Total anggaran yang digelontorkan mencapai Rp103,14 miliar. Dana itu disalurkan ke 57 perguruan tinggi negeri dan swasta di seluruh Bumi Etam.
Kepala Dinas Komunikasi dan Informatika (Diskominfo) Kaltim, M. Faisal, menyebut pencairan kali ini memang difokuskan untuk mahasiswa baru angkatan 2025.
“Pencairan hari ini menyasar mahasiswa baru angkatan 2025 yang sudah memasuki semester genap.

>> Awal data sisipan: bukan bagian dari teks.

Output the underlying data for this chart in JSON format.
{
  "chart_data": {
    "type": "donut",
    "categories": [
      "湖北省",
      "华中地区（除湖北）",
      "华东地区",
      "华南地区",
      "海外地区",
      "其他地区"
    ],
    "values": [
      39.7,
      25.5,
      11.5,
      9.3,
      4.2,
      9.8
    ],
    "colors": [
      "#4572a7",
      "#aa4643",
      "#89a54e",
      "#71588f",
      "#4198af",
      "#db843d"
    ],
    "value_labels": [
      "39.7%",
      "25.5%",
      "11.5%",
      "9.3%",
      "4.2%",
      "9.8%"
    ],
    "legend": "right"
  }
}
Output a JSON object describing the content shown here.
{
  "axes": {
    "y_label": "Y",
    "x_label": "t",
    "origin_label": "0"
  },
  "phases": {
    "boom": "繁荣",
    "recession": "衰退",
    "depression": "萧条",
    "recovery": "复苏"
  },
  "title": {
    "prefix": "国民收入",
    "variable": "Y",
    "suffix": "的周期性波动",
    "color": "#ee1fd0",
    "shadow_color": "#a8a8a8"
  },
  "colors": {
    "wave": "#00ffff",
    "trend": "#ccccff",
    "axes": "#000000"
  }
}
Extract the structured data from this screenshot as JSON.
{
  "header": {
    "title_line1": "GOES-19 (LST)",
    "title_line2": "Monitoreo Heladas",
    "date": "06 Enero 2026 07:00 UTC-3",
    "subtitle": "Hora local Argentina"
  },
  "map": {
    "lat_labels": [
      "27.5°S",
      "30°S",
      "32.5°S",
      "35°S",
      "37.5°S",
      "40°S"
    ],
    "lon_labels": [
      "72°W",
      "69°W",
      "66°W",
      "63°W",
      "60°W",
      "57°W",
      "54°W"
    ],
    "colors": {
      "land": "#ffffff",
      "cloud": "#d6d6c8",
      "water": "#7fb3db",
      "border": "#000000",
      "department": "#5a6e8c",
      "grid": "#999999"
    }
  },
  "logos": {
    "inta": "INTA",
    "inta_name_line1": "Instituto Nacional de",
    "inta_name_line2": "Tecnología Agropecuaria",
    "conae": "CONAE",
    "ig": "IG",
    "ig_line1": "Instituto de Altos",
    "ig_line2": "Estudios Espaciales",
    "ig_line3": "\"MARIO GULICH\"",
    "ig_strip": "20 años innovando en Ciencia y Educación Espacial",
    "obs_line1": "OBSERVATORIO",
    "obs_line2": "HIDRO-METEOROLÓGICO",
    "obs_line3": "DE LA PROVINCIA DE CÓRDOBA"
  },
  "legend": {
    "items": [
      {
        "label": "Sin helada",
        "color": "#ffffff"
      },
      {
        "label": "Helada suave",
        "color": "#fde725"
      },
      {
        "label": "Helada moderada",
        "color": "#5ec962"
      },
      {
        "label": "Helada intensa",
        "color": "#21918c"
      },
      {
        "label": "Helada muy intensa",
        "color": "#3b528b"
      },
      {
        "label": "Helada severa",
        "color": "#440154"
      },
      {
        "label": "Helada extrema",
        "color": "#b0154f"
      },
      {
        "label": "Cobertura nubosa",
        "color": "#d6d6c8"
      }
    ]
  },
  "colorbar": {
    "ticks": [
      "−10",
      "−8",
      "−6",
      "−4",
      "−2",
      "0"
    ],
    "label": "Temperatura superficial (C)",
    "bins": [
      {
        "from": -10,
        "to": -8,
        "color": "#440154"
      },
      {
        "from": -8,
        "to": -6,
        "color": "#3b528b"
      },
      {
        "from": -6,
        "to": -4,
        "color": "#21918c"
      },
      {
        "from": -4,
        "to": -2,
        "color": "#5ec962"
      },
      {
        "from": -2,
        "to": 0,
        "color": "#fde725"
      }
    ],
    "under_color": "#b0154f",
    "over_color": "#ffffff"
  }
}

Totalnya 21.127 mahasiswa di PTN dan PTS se-Kaltim,” ujarnya, Senin (16/2/2026).
Di kelompok perguruan tinggi negeri, penerima terbesar berasal dari Universitas Mulawarman dengan 5.134 mahasiswa dan nilai bantuan lebih dari Rp25,6 miliar. Disusul Politeknik Negeri Samarinda sebanyak 1.683 mahasiswa, Institut Teknologi Kalimantan dengan 1.541 mahasiswa, serta UIN Sultan Aji Muhammad Idris Samarinda yang mencatat 1.331 mahasiswa penerima.
Sementara di sektor perguruan tinggi swasta, Universitas Muhammadiyah Kalimantan Timur menjadi penerima terbanyak dengan 3.477 mahasiswa dan nilai bantuan lebih dari Rp19,2 miliar. Kemudian Universitas Mulia sebanyak 670 mahasiswa dan Universitas Balikpapan dengan 600 mahasiswa.
Faisal menambahkan, pencairan untuk mahasiswa semester empat, enam, dan delapan masih dalam tahap verifikasi. Pemerintah memastikan validitas data kependudukan melalui Dukcapil sebelum dana ditransfer.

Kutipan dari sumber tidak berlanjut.